Oceano Diz ‘Segura Meu Sal’ à Medida que Temperaturas de Junho Batem Mais um Recorde
As temperaturas da superfície do oceano atingiram um recorde para junho, superando os níveis 'loucos' do ano passado e preparando o cenário para um verão de recordes quebrados e travessuras do El Niño.
A superfície do oceano aparentemente decidiu que o recorde do ano passado não foi suficientemente recorde, atingindo um novo máximo para junho que tem cientistas recorrendo ao dicionário de sinônimos para encontrar novos termos para ‘preocupados’. Em 21 de junho, as temperaturas fora das regiões polares superaram os máximos já extraordinários observados no mesmo período em 2023 e 2024, de acordo com o Serviço de Mudanças Climáticas Copernicus. O monitor climático financiado pela UE alertou que este novo pico provavelmente trará ‘consequências para os padrões climáticos, o clima global e os ecossistemas marinhos’ – o que, em linguagem científica, significa ‘as coisas estão prestes a ficar estranhas’. O timing é tudo, e este recorde chega justamente quando um evento El Niño – previsto como o mais forte em décadas – está se organizando.
Quando o recorde anterior de junho foi estabelecido em 2023, os cientistas descreveram as tendências como ‘preocupantes’, ‘aterrorizantes’ e ‘loucas’ – termos raramente encontrados em artigos revisados por pares, mas que transmitem com precisão o clima. Aquele recorde prenunciou uma onda de calor global devastadora, inundações e tempestades. Agora, o recorde de 2023 foi superado, e grande parte do mundo está novamente vendo as temperaturas subirem de maneiras alarmantes. No mês passado, o Reino Unido e muitos países europeus sufocaram sob novos recordes de calor, enquanto a Antártida – sim, a Antártida – experimentou condições invernais excepcionalmente amenas. Porque as calotas polares não deveriam perder a diversão?

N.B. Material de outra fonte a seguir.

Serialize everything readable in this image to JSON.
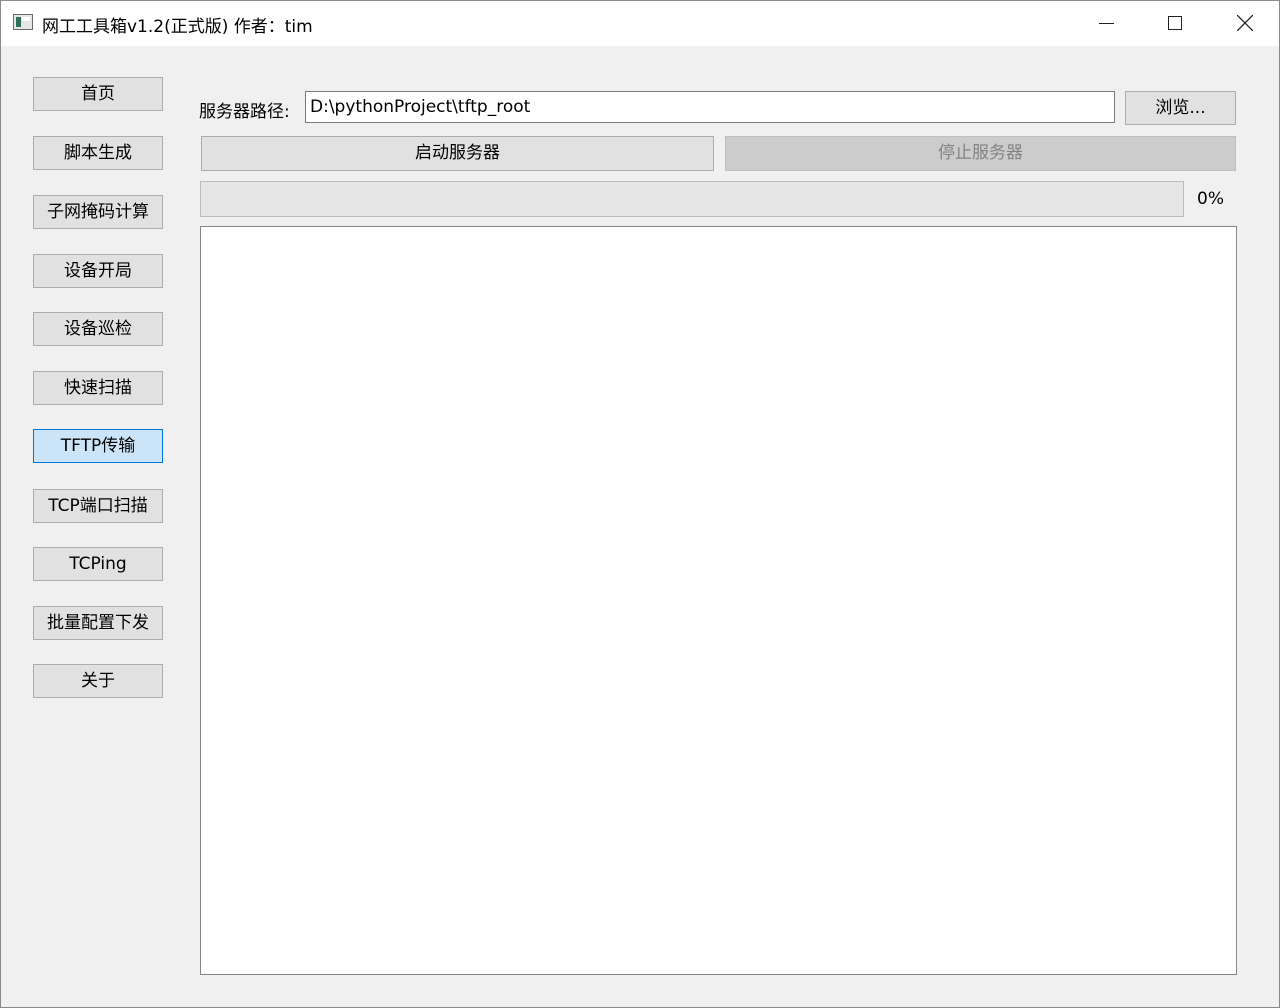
{
  "window": {
    "title": "网工工具箱v1.2(正式版) 作者：tim"
  },
  "sidebar": {
    "items": [
      {
        "label": "首页"
      },
      {
        "label": "脚本生成"
      },
      {
        "label": "子网掩码计算"
      },
      {
        "label": "设备开局"
      },
      {
        "label": "设备巡检"
      },
      {
        "label": "快速扫描"
      },
      {
        "label": "TFTP传输",
        "active": true
      },
      {
        "label": "TCP端口扫描"
      },
      {
        "label": "TCPing"
      },
      {
        "label": "批量配置下发"
      },
      {
        "label": "关于"
      }
    ]
  },
  "tftp": {
    "path_label": "服务器路径:",
    "path_value": "D:\\pythonProject\\tftp_root",
    "browse_label": "浏览...",
    "start_label": "启动服务器",
    "stop_label": "停止服务器",
    "progress_value": 0,
    "progress_text": "0%",
    "log_text": ""
  },
  "colors": {
    "active_bg": "#cce4f7",
    "active_border": "#0078d7",
    "progress_fill": "#06b025"
  }
}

Enquanto as temperaturas terrestres recebem a maior parte da atenção da mídia, os oceanos fornecem um quadro mais completo de como o aquecimento causado pelo homem está desequilibrando o clima. As temperaturas da superfície são influenciadas pela radiação solar, correntes de água e acúmulo de calor nas profundezas. Os oceanos absorvem mais de 90% do excesso de energia no sistema terrestre, principalmente da queima de combustíveis fósseis como petróleo, carvão e gás. Esse desequilíbrio energético atingiu um recorde de 23 zettajoules no ano passado – mais que o dobro da média das duas décadas anteriores. Para contextualizar, um zettajoule é um bilhão de trilhões de joules, e 23 deles é uma quantidade enorme de joules.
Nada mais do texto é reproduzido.